Not all high schoolers go to such extreme lengths to gain entry. A third Hanover High School graduate, who will be referred to as Lily, said her friend — who was taking classes at Dartmouth —  managed to get tickets from a student and enter the event legally.

“I think how most people do it is they have a friend or someone they know at Dartmouth and that’s how they get in,” Lily said. “My friend who had a friend [got us tickets].”

All three students said Green Key is a significant event not only for Dartmouth students, but also for younger people in the Hanover area.

“I would say that … it’s definitely a thing that Hanover High School students do,” Julia said. “I saw my brother there, and he’s two years younger than me.”

Mike explained that Green Key is one of the few exciting events in the area.

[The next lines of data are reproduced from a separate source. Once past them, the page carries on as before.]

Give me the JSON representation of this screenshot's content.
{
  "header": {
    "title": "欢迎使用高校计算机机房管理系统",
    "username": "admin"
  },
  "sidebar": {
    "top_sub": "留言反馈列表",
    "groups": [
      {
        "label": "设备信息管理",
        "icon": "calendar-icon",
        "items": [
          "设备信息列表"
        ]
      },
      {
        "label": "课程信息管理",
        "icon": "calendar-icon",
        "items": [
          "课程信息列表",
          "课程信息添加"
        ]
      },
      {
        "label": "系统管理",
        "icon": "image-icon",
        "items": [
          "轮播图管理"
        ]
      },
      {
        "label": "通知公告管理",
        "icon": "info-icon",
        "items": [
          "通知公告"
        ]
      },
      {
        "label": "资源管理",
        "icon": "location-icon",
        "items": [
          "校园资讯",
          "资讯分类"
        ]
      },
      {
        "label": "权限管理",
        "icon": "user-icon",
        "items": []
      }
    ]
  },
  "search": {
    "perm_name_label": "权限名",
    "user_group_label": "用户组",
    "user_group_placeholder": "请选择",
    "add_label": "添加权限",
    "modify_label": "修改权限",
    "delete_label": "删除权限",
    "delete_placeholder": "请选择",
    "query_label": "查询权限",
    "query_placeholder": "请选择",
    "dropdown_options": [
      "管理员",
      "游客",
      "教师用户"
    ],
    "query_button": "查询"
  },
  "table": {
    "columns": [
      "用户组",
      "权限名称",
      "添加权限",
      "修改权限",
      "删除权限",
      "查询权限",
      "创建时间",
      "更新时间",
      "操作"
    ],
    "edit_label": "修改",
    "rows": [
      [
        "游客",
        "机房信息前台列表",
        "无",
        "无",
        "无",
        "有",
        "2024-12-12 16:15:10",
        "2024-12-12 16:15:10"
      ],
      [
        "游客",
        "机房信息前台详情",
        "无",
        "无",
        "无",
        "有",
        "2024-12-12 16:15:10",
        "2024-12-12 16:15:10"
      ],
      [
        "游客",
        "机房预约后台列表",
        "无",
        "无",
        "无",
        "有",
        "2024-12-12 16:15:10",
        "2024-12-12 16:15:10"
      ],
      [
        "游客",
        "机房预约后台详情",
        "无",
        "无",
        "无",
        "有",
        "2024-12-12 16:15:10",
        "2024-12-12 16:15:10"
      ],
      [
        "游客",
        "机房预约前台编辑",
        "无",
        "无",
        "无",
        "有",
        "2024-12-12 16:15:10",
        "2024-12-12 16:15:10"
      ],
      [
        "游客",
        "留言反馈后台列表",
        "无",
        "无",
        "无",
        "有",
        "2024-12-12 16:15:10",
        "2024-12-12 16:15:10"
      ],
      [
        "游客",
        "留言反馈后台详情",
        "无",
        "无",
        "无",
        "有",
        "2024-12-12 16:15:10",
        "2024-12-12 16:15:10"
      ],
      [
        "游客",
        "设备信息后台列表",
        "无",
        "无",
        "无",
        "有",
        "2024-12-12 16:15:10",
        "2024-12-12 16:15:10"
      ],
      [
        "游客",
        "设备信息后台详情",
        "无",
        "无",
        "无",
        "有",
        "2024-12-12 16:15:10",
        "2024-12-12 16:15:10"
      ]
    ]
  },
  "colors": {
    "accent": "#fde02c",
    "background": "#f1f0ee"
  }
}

“Hanover, if you’re not in Dartmouth, is a very boring place to be,” Mike said. “So Green Key is one annual event where I didn’t have to drive three hours out of my way and I could still have a good time. So genuinely, it was a priority to go there.”

Despite the event’s popularity with the local high schoolers, both Wiehle and Montás urged the community to gain access to Green Key by legitimate means — especially due to security concerns.

“Unregistered guests pose a threat to the trust the Town of Hanover places in PB to manage this event,” Wiehle wrote. “We ask that instead of sneaking in your guests that students will go through the appropriate channels to purchase a ticket.”

For any non-Dartmouth parties who cannot secure a ticket, Wiehle emphasized that there are other enjoyable, open events at Dartmouth throughout the year.

“We ask that you enjoy the many open events that Dartmouth offers throughout the year and leave this event for Dartmouth students and their guests,” Wiehle wrote.